Saint-Eloi-de-Fourques, le 5 avril 2019
Monsieur le Député, cher Bruno,
Comme nous nous connaissons depuis longtemps maintenant, je pense que tu ne verras aucun problème à ce que j’opte dans ce courrier pour le tutoiement.
Dans ta réponse en date du 3 avril 2019, tu évoques mes erreurs et approximations d’interprétation, mes affabulations, voire même des arrière-pensées, alors que j’ai la curieuse sensation que votre politique éducative fait la part belle à l’arrière-monde, aux arrière-boutiques et aux intérêts privés.
Soyons factuels et reprenons, ensemble, la lecture de l’article L.421-19-17 du projet de loi « Pour une école de la confiance » qui institue la création de ces établissements publics locaux d’enseignement des savoirs fondamentaux, c’est-à-dire la fusion des CM1 et CM2 avec les classes du 1er cycle du 2nd degré. Je n’évoque même pas ici le fait que des gamins de 9 ans puissent se trouver noyer au milieu d’établissements à plusieurs centaines d’élèves où sévissent le racket, des rapports de domination et des violences des plus vieux envers les plus petits. Donc…
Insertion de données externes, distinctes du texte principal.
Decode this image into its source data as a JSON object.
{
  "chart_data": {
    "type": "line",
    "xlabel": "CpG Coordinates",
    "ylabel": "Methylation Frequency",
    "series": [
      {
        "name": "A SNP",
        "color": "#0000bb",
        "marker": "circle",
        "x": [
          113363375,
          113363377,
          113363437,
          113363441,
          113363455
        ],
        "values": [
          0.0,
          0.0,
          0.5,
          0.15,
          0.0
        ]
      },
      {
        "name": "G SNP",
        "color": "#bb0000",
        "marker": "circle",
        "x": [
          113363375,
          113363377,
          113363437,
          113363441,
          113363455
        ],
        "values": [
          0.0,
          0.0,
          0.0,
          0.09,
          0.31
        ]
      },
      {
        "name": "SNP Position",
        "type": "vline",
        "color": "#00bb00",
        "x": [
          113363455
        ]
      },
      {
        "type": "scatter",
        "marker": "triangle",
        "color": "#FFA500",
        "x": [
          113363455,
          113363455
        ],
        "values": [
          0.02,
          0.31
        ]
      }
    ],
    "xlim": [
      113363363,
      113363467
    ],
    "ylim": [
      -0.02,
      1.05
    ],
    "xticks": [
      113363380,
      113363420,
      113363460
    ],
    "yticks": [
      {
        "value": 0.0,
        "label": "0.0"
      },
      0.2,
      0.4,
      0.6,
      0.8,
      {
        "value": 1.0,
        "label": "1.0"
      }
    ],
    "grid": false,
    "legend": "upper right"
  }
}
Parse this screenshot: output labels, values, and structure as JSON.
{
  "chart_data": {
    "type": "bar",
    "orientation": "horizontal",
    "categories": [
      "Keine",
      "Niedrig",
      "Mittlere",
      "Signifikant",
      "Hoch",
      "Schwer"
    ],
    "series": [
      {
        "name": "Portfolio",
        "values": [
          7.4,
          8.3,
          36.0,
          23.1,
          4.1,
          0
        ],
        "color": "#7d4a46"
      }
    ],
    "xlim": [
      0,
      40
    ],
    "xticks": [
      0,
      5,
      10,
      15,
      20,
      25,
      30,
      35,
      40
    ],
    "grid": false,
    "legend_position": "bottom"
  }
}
« Après avis de l’autorité de l’État compétente en matière d’éducation [NDLR : pas précisé… Ministère, DASEN, Inspecteur Académique], ces établissements seront créés par arrêté du représentant de l’État dans le département [NDLR : le Préfet, a priori] sur proposition conjointe des collectivités territoriales ou EPCI de rattachement du collège [NDLR : département] et des écoles concernées [NDLR : directeur ? Inspecteur Académique ?], après conclusion d’une convention entre ces collectivités« .
La langue française, l’absence de ponctuation peuvent générer, comme tu le sais, de grandes ambiguïtés, des approximations et des erreurs d’interprétation fort dommageables. C’est pourquoi le mieux est encore de les lever en explicitant davantage. Je te – vous – propose, concernant l’article L.421-19-17 la formulation suivante :
« Après avis de l’Inspection Académique, ces établissements seront créés par arrêté du Préfet sur proposition conjointe des collectivités territoriales ou EPCI de rattachement du collège et des communes des écoles concernées, après conclusion d’une convention entre ces collectivités exigeant l’accord de toutes les parties« .
En l’état, compte tenu de l’ambiguïté de la formulation, je pense très sincèrement que votre projet est de permettre la disparition des écoles en milieu rural, conformément aux velléités invariantes d’une technostructure d’État depuis la loi Chevènement de 1998. Je tiens à préciser que je ne suis pas un adepte de la théorie du complot. Juste un élu local de Saint-Eloi-de-Fourques depuis 2001 qui s’est battu avec l’ancien Maire, Alain Huché, pour préserver nos écoles sur notre territoire ! Or, si les CM1/CM2 s’en vont de nos campagnes, de nos communes, je ne vois pas comment, par la suite, nous pourrions retenir un mouvement de regroupement pour les maternelles, les CP/CE1/CE2.
Quand je vois la complication à mobiliser les moyens dans nos écoles dites « inclusives » pour l’encadrement d’enfants difficiles de plus en plus nombreux, oui, je pense sincèrement que votre projet est de pousser les parents à mettre leurs enfants dans le privé ! C’est d’ailleurs ce que j’ai fait pour ma fille Emma, afin de lui éviter les violences et les brutalités dont sont victimes nos enfants dans les classes de notre regroupement.
Je te prie de croire, Monsieur le Député, mon cher Bruno, en l’assurance de toute ma considération.